Entertainment

The 'Spider-Man: Into The Spider-Verse' Ratings Will Have You Swinging Into Theaters

by Ani Bundel
Sony

Most of the comic book world is waiting to find out how Tom Holland's Spider-Man will survive the events of the Marvel Cinematic Universe's Avengers: Infinity War to star in the standalone Spider-Man 2: Far From Home. But over at the other production house that owns the rights to the character, Sony is getting ready to release a different sort of Spidey movie, one starring every version of the character. And the Spider-Man: Into The Spider-Verse ratings suggest it might be the smartest move the franchise has had yet.

When Sony and Disney's MCU came together to make a deal on the rights to Peter Parker back in 2015, no one knew the exact terms of the agreement. Three years later, the young Peter Parker Spider-Man has appeared in MCU crossovers and Sony-MCU co-productions. Sony has done other standalone films featuring characters from the Spider-verse, except for the young Peter Parker.

Sony and hardcore Spider-Man fans know there's plenty of characters in this universe to pull from outside the traditional Parker.

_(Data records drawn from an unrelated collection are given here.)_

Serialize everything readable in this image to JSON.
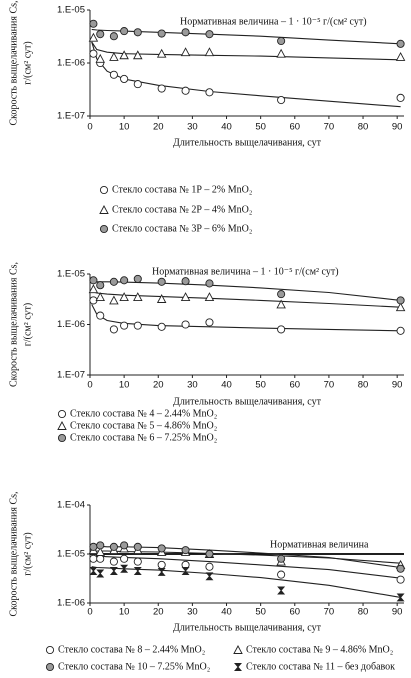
{
  "chart_data": [
    {
      "type": "scatter",
      "log_y": true,
      "grid": false,
      "xlim": [
        0,
        92
      ],
      "ylim": [
        1e-07,
        1e-05
      ],
      "xticks": [
        0,
        10,
        20,
        30,
        40,
        50,
        60,
        70,
        80,
        90
      ],
      "yticks": [
        {
          "value": 1e-05,
          "label": "1.E-05"
        },
        {
          "value": 1e-06,
          "label": "1.E-06"
        },
        {
          "value": 1e-07,
          "label": "1.E-07"
        }
      ],
      "xlabel": "Длительность выщелачивания, сут",
      "ylabel": [
        "Скорость выщелачивания Cs,",
        "г/(см² сут)"
      ],
      "annotation": "Нормативная величина – 1 · 10⁻⁵ г/(см² сут)",
      "x": [
        1,
        3,
        7,
        10,
        14,
        21,
        28,
        35,
        56,
        91
      ],
      "fit_x": [
        0.5,
        2,
        5,
        10,
        20,
        35,
        50,
        70,
        91
      ],
      "series": [
        {
          "name": "Стекло состава № 1Р – 2% MnO₂",
          "marker": "circle",
          "color": "#ffffff",
          "values": [
            1.5e-06,
            1e-06,
            6e-07,
            5e-07,
            4e-07,
            3.3e-07,
            3e-07,
            2.8e-07,
            2e-07,
            2.2e-07
          ],
          "fit": [
            2.5e-06,
            1.2e-06,
            7e-07,
            5e-07,
            3.8e-07,
            2.9e-07,
            2.4e-07,
            1.9e-07,
            1.5e-07
          ]
        },
        {
          "name": "Стекло состава № 2Р – 4% MnO₂",
          "marker": "triangle",
          "color": "#ffffff",
          "values": [
            3e-06,
            1.2e-06,
            1.3e-06,
            1.4e-06,
            1.4e-06,
            1.5e-06,
            1.6e-06,
            1.6e-06,
            1.5e-06,
            1.3e-06
          ],
          "fit": [
            2.5e-06,
            1.8e-06,
            1.6e-06,
            1.5e-06,
            1.45e-06,
            1.4e-06,
            1.35e-06,
            1.25e-06,
            1.15e-06
          ]
        },
        {
          "name": "Стекло состава № 3Р – 6% MnO₂",
          "marker": "circle",
          "color": "#9a9a9a",
          "values": [
            5.5e-06,
            3.5e-06,
            3.2e-06,
            4e-06,
            3.8e-06,
            3.6e-06,
            3.8e-06,
            3.5e-06,
            2.6e-06,
            2.3e-06
          ],
          "fit": [
            4.3e-06,
            4.2e-06,
            4.1e-06,
            4e-06,
            3.8e-06,
            3.5e-06,
            3.2e-06,
            2.7e-06,
            2.3e-06
          ]
        }
      ]
    },
    {
      "type": "scatter",
      "log_y": true,
      "grid": false,
      "xlim": [
        0,
        92
      ],
      "ylim": [
        1e-07,
        1e-05
      ],
      "xticks": [
        0,
        10,
        20,
        30,
        40,
        50,
        60,
        70,
        80,
        90
      ],
      "yticks": [
        {
          "value": 1e-05,
          "label": "1.E-05"
        },
        {
          "value": 1e-06,
          "label": "1.E-06"
        },
        {
          "value": 1e-07,
          "label": "1.E-07"
        }
      ],
      "xlabel": "Длительность выщелачивания, сут",
      "ylabel": [
        "Скорость выщелачивания Cs,",
        "г/(см² сут)"
      ],
      "annotation": "Нормативная величина – 1 · 10⁻⁵ г/(см² сут)",
      "x": [
        1,
        3,
        7,
        10,
        14,
        21,
        28,
        35,
        56,
        91
      ],
      "fit_x": [
        0.5,
        2,
        5,
        10,
        20,
        35,
        50,
        70,
        91
      ],
      "series": [
        {
          "name": "Стекло состава № 4 – 2.44% MnO₂",
          "marker": "circle",
          "color": "#ffffff",
          "values": [
            3e-06,
            1.5e-06,
            8e-07,
            9.5e-07,
            9.5e-07,
            9e-07,
            1e-06,
            1.1e-06,
            8e-07,
            7.5e-07
          ],
          "fit": [
            2.5e-06,
            1.6e-06,
            1.2e-06,
            1.05e-06,
            9.5e-07,
            9e-07,
            8.5e-07,
            8e-07,
            7.5e-07
          ]
        },
        {
          "name": "Стекло состава № 5 – 4.86% MnO₂",
          "marker": "triangle",
          "color": "#ffffff",
          "values": [
            5e-06,
            3.5e-06,
            3e-06,
            3.5e-06,
            3.5e-06,
            3.2e-06,
            3.5e-06,
            3.5e-06,
            2.5e-06,
            2.2e-06
          ],
          "fit": [
            4.5e-06,
            4.2e-06,
            4e-06,
            3.8e-06,
            3.6e-06,
            3.3e-06,
            3e-06,
            2.6e-06,
            2.2e-06
          ]
        },
        {
          "name": "Стекло состава № 6 – 7.25% MnO₂",
          "marker": "circle",
          "color": "#9a9a9a",
          "values": [
            7.5e-06,
            6e-06,
            7e-06,
            7.5e-06,
            8e-06,
            7e-06,
            7.2e-06,
            6.5e-06,
            4e-06,
            3e-06
          ],
          "fit": [
            7e-06,
            7e-06,
            7e-06,
            6.9e-06,
            6.6e-06,
            6e-06,
            5.3e-06,
            4.3e-06,
            3e-06
          ]
        }
      ]
    },
    {
      "type": "scatter",
      "log_y": true,
      "grid": false,
      "xlim": [
        0,
        92
      ],
      "ylim": [
        1e-06,
        0.0001
      ],
      "xticks": [
        0,
        10,
        20,
        30,
        40,
        50,
        60,
        70,
        80,
        90
      ],
      "yticks": [
        {
          "value": 0.0001,
          "label": "1.E-04"
        },
        {
          "value": 1e-05,
          "label": "1.E-05"
        },
        {
          "value": 1e-06,
          "label": "1.E-06"
        }
      ],
      "xlabel": "Длительность выщелачивания, сут",
      "ylabel": [
        "Скорость выщелачивания Cs,",
        "г/(см² сут)"
      ],
      "reference_line": {
        "value": 1e-05,
        "label": "Нормативная величина"
      },
      "x": [
        1,
        3,
        7,
        10,
        14,
        21,
        28,
        35,
        56,
        91
      ],
      "fit_x": [
        0.5,
        2,
        5,
        10,
        20,
        35,
        50,
        70,
        91
      ],
      "series": [
        {
          "name": "Стекло состава № 8 – 2.44% MnO₂",
          "marker": "circle",
          "color": "#ffffff",
          "values": [
            8e-06,
            8e-06,
            7e-06,
            8e-06,
            7e-06,
            6e-06,
            6e-06,
            5.5e-06,
            3.8e-06,
            3e-06
          ],
          "fit": [
            9e-06,
            9e-06,
            8.8e-06,
            8.5e-06,
            8e-06,
            7e-06,
            6e-06,
            4.8e-06,
            3.2e-06
          ]
        },
        {
          "name": "Стекло состава № 9 – 4.86% MnO₂",
          "marker": "triangle",
          "color": "#ffffff",
          "values": [
            1.2e-05,
            1.1e-05,
            1.2e-05,
            1.3e-05,
            1.2e-05,
            1.1e-05,
            1.1e-05,
            1e-05,
            7e-06,
            6e-06
          ],
          "fit": [
            1.15e-05,
            1.15e-05,
            1.15e-05,
            1.12e-05,
            1.1e-05,
            1.03e-05,
            9.5e-06,
            8.3e-06,
            6.5e-06
          ]
        },
        {
          "name": "Стекло состава № 10 – 7.25% MnO₂",
          "marker": "circle",
          "color": "#9a9a9a",
          "values": [
            1.4e-05,
            1.5e-05,
            1.4e-05,
            1.5e-05,
            1.4e-05,
            1.3e-05,
            1.2e-05,
            1e-05,
            8e-06,
            5e-06
          ],
          "fit": [
            1.45e-05,
            1.45e-05,
            1.4e-05,
            1.4e-05,
            1.35e-05,
            1.2e-05,
            1.05e-05,
            8.5e-06,
            5.3e-06
          ]
        },
        {
          "name": "Стекло состава № 11 – без добавок",
          "marker": "star",
          "color": "#222222",
          "values": [
            4.5e-06,
            4e-06,
            4.5e-06,
            5e-06,
            4.5e-06,
            4.3e-06,
            4.5e-06,
            3.5e-06,
            1.8e-06,
            1.3e-06
          ],
          "fit": [
            5.5e-06,
            5.3e-06,
            5.2e-06,
            5e-06,
            4.7e-06,
            4e-06,
            3.3e-06,
            2.3e-06,
            1.3e-06
          ]
        }
      ]
    }
  ]
}
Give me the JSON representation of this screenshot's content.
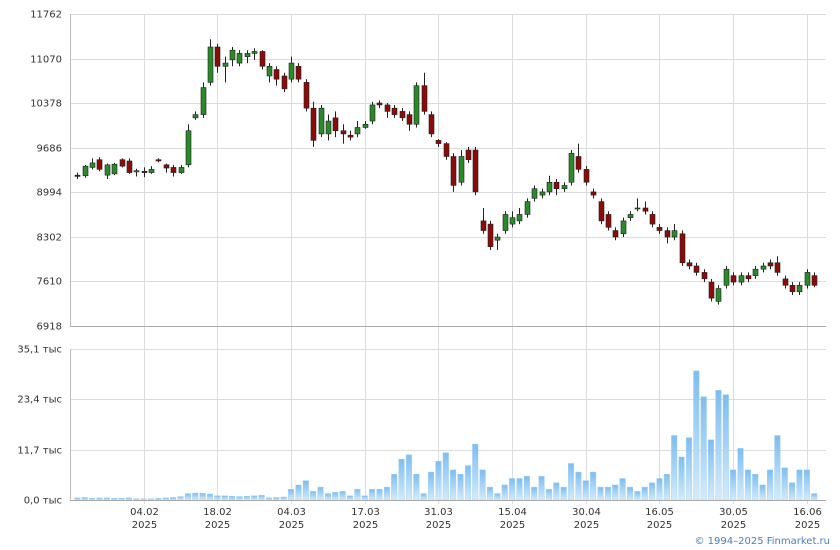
{
  "chart_data": {
    "type": "candlestick",
    "open": [
      9260,
      9250,
      9380,
      9500,
      9260,
      9280,
      9500,
      9480,
      9310,
      9320,
      9300,
      9500,
      9420,
      9380,
      9300,
      9420,
      10150,
      10200,
      10700,
      11250,
      10950,
      11050,
      11000,
      11100,
      11150,
      11180,
      10800,
      10900,
      10800,
      10750,
      10950,
      10700,
      10300,
      9900,
      9900,
      10150,
      9950,
      9880,
      9900,
      10000,
      10100,
      10380,
      10350,
      10300,
      10250,
      10200,
      10050,
      10650,
      10200,
      9800,
      9750,
      9550,
      9150,
      9650,
      9650,
      8550,
      8500,
      8250,
      8400,
      8500,
      8550,
      8650,
      8900,
      8950,
      9000,
      9150,
      9050,
      9150,
      9550,
      9350,
      9000,
      8850,
      8650,
      8400,
      8350,
      8600,
      8750,
      8750,
      8650,
      8450,
      8400,
      8300,
      8350,
      7900,
      7850,
      7750,
      7600,
      7300,
      7550,
      7700,
      7600,
      7700,
      7700,
      7800,
      7900,
      7900,
      7650,
      7550,
      7450,
      7550,
      7700
    ],
    "high": [
      9300,
      9420,
      9520,
      9540,
      9440,
      9450,
      9520,
      9520,
      9360,
      9380,
      9400,
      9520,
      9440,
      9420,
      9420,
      10050,
      10250,
      10700,
      11370,
      11300,
      11100,
      11250,
      11200,
      11200,
      11230,
      11200,
      11000,
      10950,
      10850,
      11100,
      11000,
      10750,
      10400,
      10350,
      10200,
      10250,
      10050,
      9950,
      10100,
      10100,
      10400,
      10420,
      10380,
      10350,
      10300,
      10250,
      10700,
      10850,
      10250,
      9820,
      9770,
      9600,
      9650,
      9700,
      9700,
      8750,
      8550,
      8350,
      8700,
      8700,
      8750,
      8900,
      9100,
      9050,
      9250,
      9200,
      9150,
      9650,
      9750,
      9400,
      9050,
      8900,
      8700,
      8450,
      8600,
      8700,
      8900,
      8850,
      8700,
      8500,
      8450,
      8500,
      8400,
      7950,
      7900,
      7800,
      7650,
      7550,
      7850,
      7750,
      7750,
      7750,
      7850,
      7900,
      7950,
      8000,
      7700,
      7600,
      7600,
      7800,
      7750
    ],
    "low": [
      9200,
      9220,
      9350,
      9320,
      9200,
      9260,
      9380,
      9280,
      9240,
      9230,
      9280,
      9460,
      9300,
      9240,
      9280,
      9380,
      10120,
      10150,
      10650,
      10850,
      10700,
      10950,
      10950,
      11000,
      11050,
      10900,
      10700,
      10650,
      10550,
      10700,
      10700,
      10250,
      9700,
      9850,
      9800,
      9850,
      9750,
      9800,
      9850,
      9980,
      10050,
      10300,
      10150,
      10150,
      10100,
      9950,
      10000,
      10200,
      9850,
      9700,
      9500,
      9000,
      9100,
      9450,
      8950,
      8350,
      8100,
      8100,
      8350,
      8450,
      8500,
      8600,
      8850,
      8900,
      8950,
      8950,
      9000,
      9100,
      9300,
      9100,
      8900,
      8500,
      8400,
      8250,
      8300,
      8550,
      8700,
      8650,
      8450,
      8350,
      8200,
      8250,
      7850,
      7800,
      7700,
      7600,
      7300,
      7250,
      7500,
      7550,
      7550,
      7600,
      7650,
      7750,
      7800,
      7700,
      7500,
      7400,
      7400,
      7500,
      7520
    ],
    "close": [
      9240,
      9400,
      9450,
      9350,
      9420,
      9430,
      9400,
      9300,
      9330,
      9300,
      9350,
      9480,
      9370,
      9300,
      9380,
      9950,
      10200,
      10620,
      11250,
      10950,
      11000,
      11200,
      11150,
      11150,
      11180,
      10950,
      10950,
      10750,
      10600,
      11000,
      10750,
      10300,
      9800,
      10300,
      10100,
      9950,
      9900,
      9850,
      10000,
      10050,
      10350,
      10350,
      10250,
      10200,
      10150,
      10050,
      10650,
      10250,
      9900,
      9750,
      9550,
      9100,
      9550,
      9500,
      9000,
      8400,
      8150,
      8300,
      8650,
      8600,
      8650,
      8850,
      9050,
      9000,
      9150,
      9050,
      9100,
      9600,
      9350,
      9150,
      8950,
      8550,
      8450,
      8300,
      8550,
      8650,
      8750,
      8700,
      8500,
      8400,
      8300,
      8400,
      7900,
      7850,
      7750,
      7650,
      7350,
      7500,
      7800,
      7600,
      7700,
      7650,
      7800,
      7850,
      7850,
      7750,
      7550,
      7450,
      7550,
      7750,
      7550
    ],
    "up_color": "#2a8a2a",
    "down_color": "#8b0a0a",
    "ylim": [
      6918,
      11762
    ],
    "yticks": [
      6918,
      7610,
      8302,
      8994,
      9686,
      10378,
      11070,
      11762
    ],
    "xlim": [
      -1,
      101.6
    ],
    "xticks": [
      {
        "value": 9,
        "label": [
          "04.02",
          "2025"
        ]
      },
      {
        "value": 19,
        "label": [
          "18.02",
          "2025"
        ]
      },
      {
        "value": 29,
        "label": [
          "04.03",
          "2025"
        ]
      },
      {
        "value": 39,
        "label": [
          "17.03",
          "2025"
        ]
      },
      {
        "value": 49,
        "label": [
          "31.03",
          "2025"
        ]
      },
      {
        "value": 59,
        "label": [
          "15.04",
          "2025"
        ]
      },
      {
        "value": 69,
        "label": [
          "30.04",
          "2025"
        ]
      },
      {
        "value": 79,
        "label": [
          "16.05",
          "2025"
        ]
      },
      {
        "value": 89,
        "label": [
          "30.05",
          "2025"
        ]
      },
      {
        "value": 99,
        "label": [
          "16.06",
          "2025"
        ]
      }
    ],
    "grid": true,
    "volume": {
      "color": "#9ccff5",
      "values": [
        0.5,
        0.6,
        0.4,
        0.5,
        0.5,
        0.4,
        0.4,
        0.5,
        0.3,
        0.3,
        0.3,
        0.4,
        0.5,
        0.6,
        0.8,
        1.5,
        1.6,
        1.6,
        1.4,
        1.0,
        1.0,
        0.9,
        0.8,
        0.9,
        1.0,
        1.1,
        0.5,
        0.6,
        0.7,
        2.5,
        3.5,
        4.5,
        2.0,
        3.0,
        1.5,
        1.8,
        2.0,
        1.0,
        2.5,
        1.0,
        2.5,
        2.5,
        3.0,
        6.0,
        9.5,
        10.5,
        6.0,
        1.5,
        6.5,
        9.0,
        11.0,
        7.0,
        6.0,
        8.0,
        13.0,
        7.0,
        3.0,
        1.5,
        3.5,
        5.0,
        5.0,
        5.5,
        3.0,
        5.5,
        2.5,
        4.0,
        3.0,
        8.5,
        6.5,
        4.5,
        6.5,
        3.0,
        3.0,
        3.5,
        5.0,
        3.0,
        2.0,
        3.0,
        4.0,
        5.0,
        6.0,
        15.0,
        10.0,
        14.5,
        30.0,
        24.0,
        14.0,
        25.5,
        24.5,
        7.0,
        12.0,
        7.0,
        6.0,
        3.5,
        7.0,
        15.0,
        7.5,
        4.0,
        7.0,
        7.0,
        1.5
      ],
      "ylim": [
        0,
        35.1
      ],
      "yticks": [
        {
          "value": 0,
          "label": "0,0 тыс"
        },
        {
          "value": 11.7,
          "label": "11,7 тыс"
        },
        {
          "value": 23.4,
          "label": "23,4 тыс"
        },
        {
          "value": 35.1,
          "label": "35,1 тыс"
        }
      ]
    },
    "footer": "© 1994–2025 Finmarket.ru"
  }
}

In the newest animated feature, Sony's stuffed every single Spider-Man variant (Spider-Men? Spiders-Man? Spideys?) ever invented into the film to show just how rich a vein this is to mine. If the current Rotten Tomatoes score of 99 percent Certified Fresh holds, it might be more fruitful than anyone imagined.

Variety is overjoyed at how fresh the film is, despite being the seventh Spider-Man stand alone in a decade.

Just when you thought you couldn't take another Spider-Man reboot, along comes the movie to put them all in perspective.

Sam Adams over at Slate marvels at the difference between this film, and the Marvelverse.

After a solid decade of Marvel movies modeled on the same template, it's a thrill to watch one that's allowed to find its own rhythms, to play with form and content.

And New York Magazine says it breaks new ground, not just as a superhero film, but as a piece of animated film.

Spider-Man: Into the Spider-Verse feels like the first major animated film in ages to actively try something stylistically new that didn't involve proprietary Scandinavian building blocks.

As for how the film will do when it opens this coming weekend, the estimates are surprisingly low, considering most superhero films open in the $100 million range and up. Reports have the film opening around $30 million.

The reason for such a low estimate is this period in box office metrics is usually quiet, as families hold their dollars until Christmas weekend for films. Also, with no Star Wars behemoth suck up all the oxygen and movie-going dollars, the next ten day stretch from Wednesday, Dec. 12 to Friday, Dec. 21st sees no less than 18 movies opening, 11 nationwide.

But Deadline is hedging, knowing the history of superhero films.

Interest is strong among families, African American and Hispanic demos... there’s an immense amount of heat surrounding this Phil Lord-scripted animated feature, so no one will be surprised if this movie overindexes.

Spider-Man: Into The Spider-Verse opens nationwide on Friday, Dec. 14, 2019.